Auf der Grundlage seiner hohen Empfindlichkeit werden sagittale 3‑D-FLAIR als Kernsequenz zur MS-Diagnose und -Überwachung angesehen. In Zentren, die jedoch nicht in der Lage sind, ausreichend hochwertige 3‑D-FLAIR-Bilder zu akquirieren, können zweidimensionale (2-D) Sequenzen ≤ 3 mm Schichtdicke ohne „gap“ alternativ durchgeführt werden. T1-gewichtete ohne GBCA werden routinemäßig nicht mehr durchgeführt. Der Wert der spinalen MRT für die Diagnose der MS wurde eindeutig gezeigt. Das Protokoll muss mindestens zwei der folgenden drei sagittalen Sequenzen beinhalten: T2‑w (d. h. Turbo oder schnelles) Spin-Echo mit mäßig langen Echozeiten, Protonendichte-gewichtetes (d. h. Turbo- oder schnelles) Echo oder kurze Tau-Inversionssequenz (STIR). Ein angemessener Kompromiss ist, nur die obere Abschnitte des Myelons abzubilden (d. h. C1 bis T5), ohne die Sensitivität erheblich zu beeinträchtigen. Bei Patient*innen mit einem klinisch isolierten Syndrom, das mit einer Demyelinisierung vereinbar ist und bei denen die anfänglichen MRT-Scans von Gehirn und Rückenmark kein DIS oder DIT zeigten, soll gemäß den Überarbeitungen der McDonald-Kriterien von 2017 eine serielle klinische Beobachtung und eine Follow-up-MRT im Zeitverlauf erfolgen, um neue Krankheitsaktivitäten zu identifizieren.

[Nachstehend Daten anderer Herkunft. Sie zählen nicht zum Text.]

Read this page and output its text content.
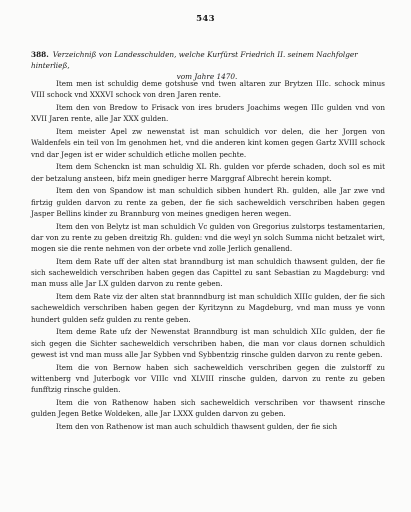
543
388. Verzeichniß von Landesschulden, welche Kurfürst Friedrich II. seinem Nachfolger hinterließ,
vom Jahre 1470.

Item men ist schuldig deme gotshuse vnd twen altaren zur Brytzen IIIc. schock minus VIII schock vnd XXXVI schock von dren Jaren rente.

Item den von Bredow to Frisack von ires bruders Joachims wegen IIIc gulden vnd von XVII Jaren rente, alle Jar XXX gulden.

Item meister Apel zw newenstat ist man schuldich vor delen, die her Jorgen von Waldenfels ein teil von Im genohmen het, vnd die anderen kint komen gegen Gartz XVIII schock vnd dar Jegen ist er wider schuldich etliche mollen pechte.

Item dem Schenckn ist man schuldig XL Rh. gulden vor pferde schaden, doch sol es mit der betzalung ansteen, bifz mein gnediger herre Marggraf Albrecht herein kompt.

Item den von Spandow ist man schuldich sibben hundert Rh. gulden, alle Jar zwe vnd firtzig gulden darvon zu rente za geben, der fie sich sacheweldich verschriben haben gegen Jasper Bellins kinder zu Brannburg von meines gnedigen heren wegen.

Item den von Belytz ist man schuldich Vc gulden von Gregorius zulstorps testamentarien, dar von zu rente zu geben dreitzig Rh. gulden: vnd die weyl yn solch Summa nicht betzalet wirt, mogen sie die rente nehmen von der orbete vnd zolle Jerlich genallend.

Item dem Rate uff der alten stat branndburg ist man schuldich thawsent gulden, der fie sich sacheweldich verschriben haben gegen das Capittel zu sant Sebastian zu Magdeburg: vnd man muss alle Jar LX gulden darvon zu rente geben.

Item dem Rate viz der alten stat brannndburg ist man schuldich XIIIc gulden, der fie sich sacheweldich verschriben haben gegen der Kyritzynn zu Magdeburg, vnd man muss ye vonn hundert gulden sefz gulden zu rente geben.

Item deme Rate ufz der Newenstat Branndburg ist man schuldich XIIc gulden, der fie sich gegen die Sichter sacheweldich verschriben haben, die man vor claus dornen schuldich gewest ist vnd man muss alle Jar Sybben vnd Sybbentzig rinsche gulden darvon zu rente geben.

Item die von Bernow haben sich sacheweldich verschriben gegen die zulstorff zu wittenberg vnd Juterbogk vor VIIIc vnd XLVIII rinsche gulden, darvon zu rente zu geben funfftzig rinsche gulden.

Item die von Rathenow haben sich sacheweldich verschriben vor thawsent rinsche gulden Jegen Betke Woldeken, alle Jar LXXX gulden darvon zu geben.

Item den von Rathenow ist man auch schuldich thawsent gulden, der fie sich
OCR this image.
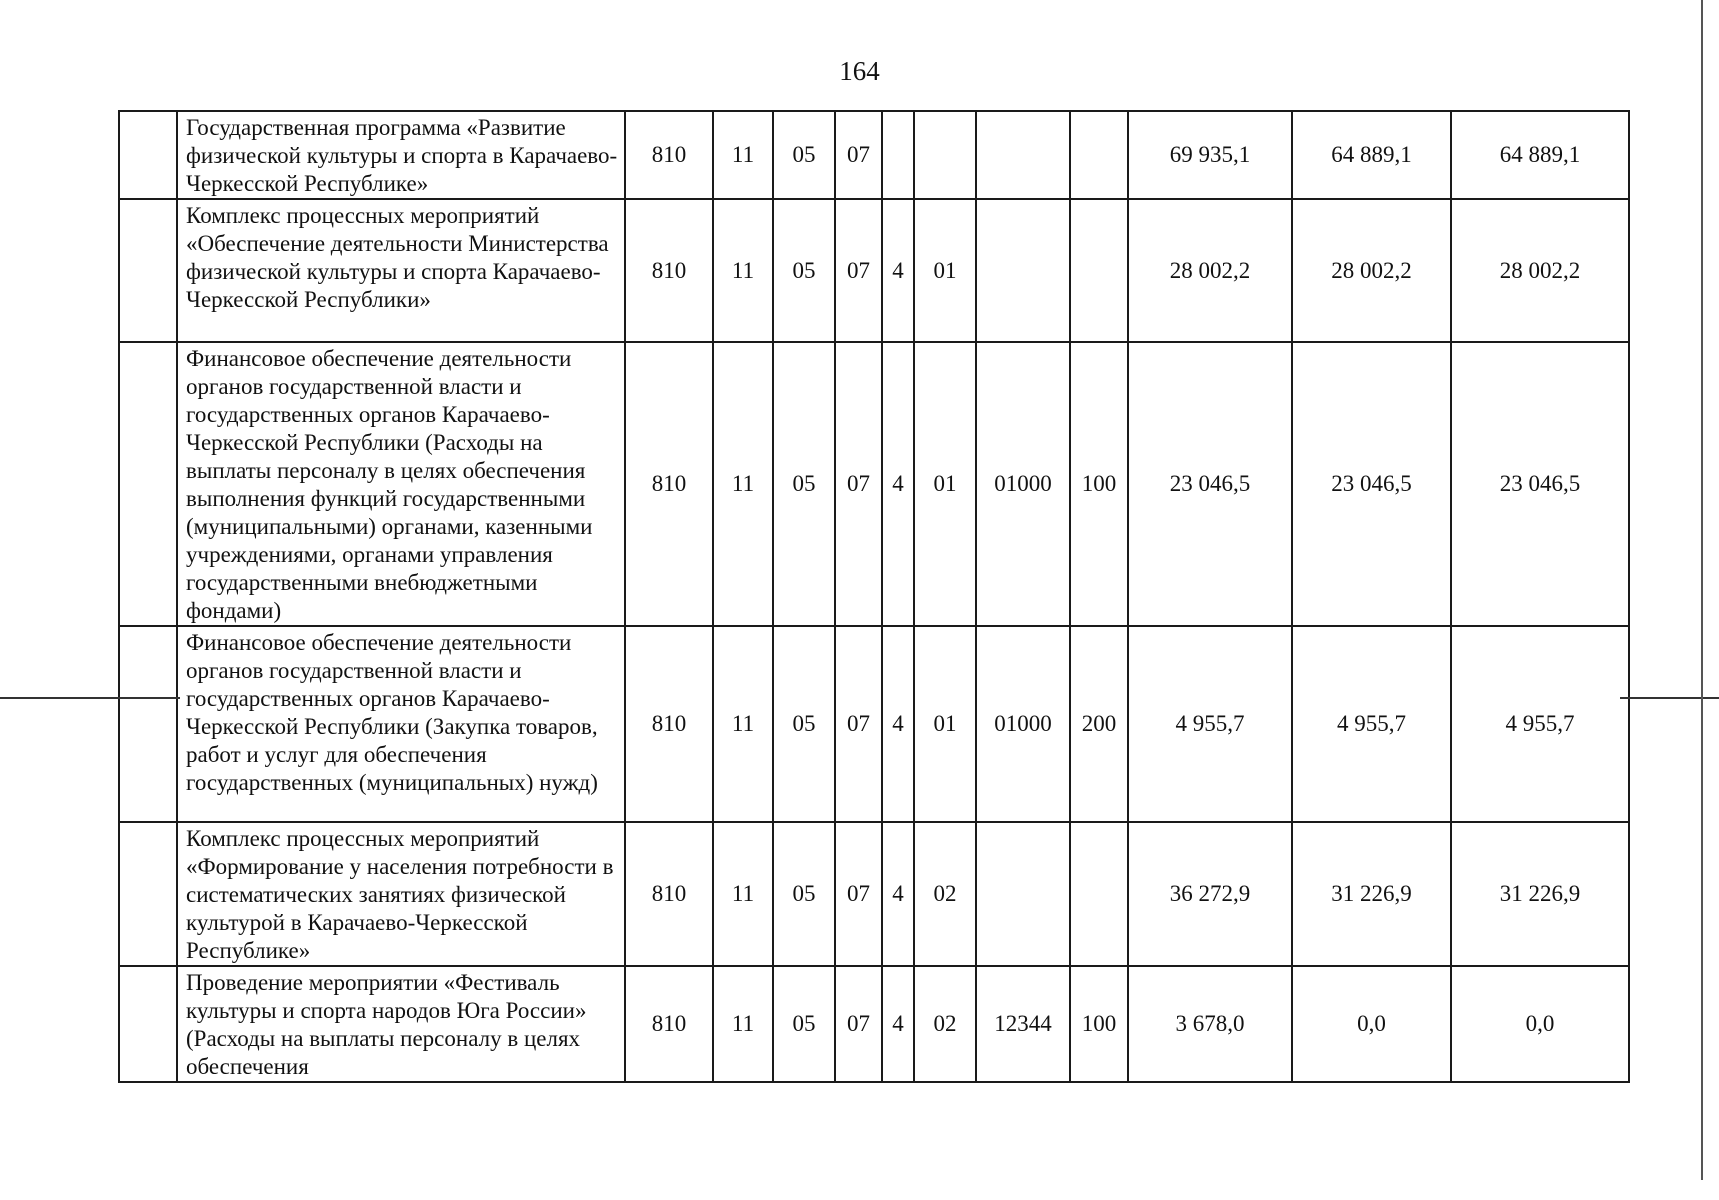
164
	Государственная программа «Развитие физической культуры и спорта в Карачаево-Черкесской Республике»	810	11	05	07					69 935,1	64 889,1	64 889,1
	Комплекс процессных мероприятий «Обеспечение деятельности Министерства физической культуры и спорта Карачаево-Черкесской Республики»	810	11	05	07	4	01			28 002,2	28 002,2	28 002,2
	Финансовое обеспечение деятельности органов государственной власти и государственных органов Карачаево-Черкесской Республики (Расходы на выплаты персоналу в целях обеспечения выполнения функций государственными (муниципальными) органами, казенными учреждениями, органами управления государственными внебюджетными фондами)	810	11	05	07	4	01	01000	100	23 046,5	23 046,5	23 046,5
	Финансовое обеспечение деятельности органов государственной власти и государственных органов Карачаево-Черкесской Республики (Закупка товаров, работ и услуг для обеспечения государственных (муниципальных) нужд)	810	11	05	07	4	01	01000	200	4 955,7	4 955,7	4 955,7
	Комплекс процессных мероприятий «Формирование у населения потребности в систематических занятиях физической культурой в Карачаево-Черкесской Республике»	810	11	05	07	4	02			36 272,9	31 226,9	31 226,9
	Проведение мероприятии «Фестиваль культуры и спорта народов Юга России» (Расходы на выплаты персоналу в целях обеспечения	810	11	05	07	4	02	12344	100	3 678,0	0,0	0,0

Eine Aktualisierung der 2017 erstellten Leitlinien ist notwendig geworden, um die in den letzten Jahren aus intensiver Forschung und Entwicklung gewonnenen neuen Erkenntnisse und Therapiemöglichkeiten zu bewerten und damit die bestmögliche Versorgung von MS-Patient*innen auf dem aktuellen Stand des Wissens zu unterstützen.

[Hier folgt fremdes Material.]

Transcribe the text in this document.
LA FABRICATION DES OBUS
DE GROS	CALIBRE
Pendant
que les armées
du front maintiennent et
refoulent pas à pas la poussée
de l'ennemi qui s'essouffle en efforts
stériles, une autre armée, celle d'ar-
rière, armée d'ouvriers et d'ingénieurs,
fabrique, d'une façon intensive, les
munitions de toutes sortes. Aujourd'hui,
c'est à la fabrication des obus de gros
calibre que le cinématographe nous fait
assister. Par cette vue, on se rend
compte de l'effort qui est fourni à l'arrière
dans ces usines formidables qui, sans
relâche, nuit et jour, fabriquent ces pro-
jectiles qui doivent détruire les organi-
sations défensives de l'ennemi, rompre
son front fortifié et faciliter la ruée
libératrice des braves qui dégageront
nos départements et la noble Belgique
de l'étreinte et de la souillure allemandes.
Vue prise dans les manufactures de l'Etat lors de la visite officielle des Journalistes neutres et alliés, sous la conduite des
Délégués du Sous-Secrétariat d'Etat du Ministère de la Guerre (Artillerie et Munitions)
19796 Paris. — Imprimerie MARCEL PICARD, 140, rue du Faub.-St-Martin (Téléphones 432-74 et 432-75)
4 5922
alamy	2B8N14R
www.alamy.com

Die Diagnose der multiplen Sklerose ist oft ein langer Weg, da es hierfür nicht den einen Test gibt, der klar zu einem Ergebnis führt. Die Symptome der MS können sehr vielfältig sein und passen vor allem im Frühstadium der Autoimmunerkrankung meist auf eine Vielzahl anderer Krankheitsbilder. Das erschwert oftmals selbst sehr erfahrenen Ärzt*innen die MS-Diagnose. Eine wichtige Untersuchung für die MS-Diagnose ist die MRT, sowohl initial als auch im Verlauf und zur Therapieüberwachung; deshalb kommt den Radiologinnen und Radiologen eine hohe Verantwortung zu, und sie sollten sich mit diesem Krankheitsbild auseinandersetzen.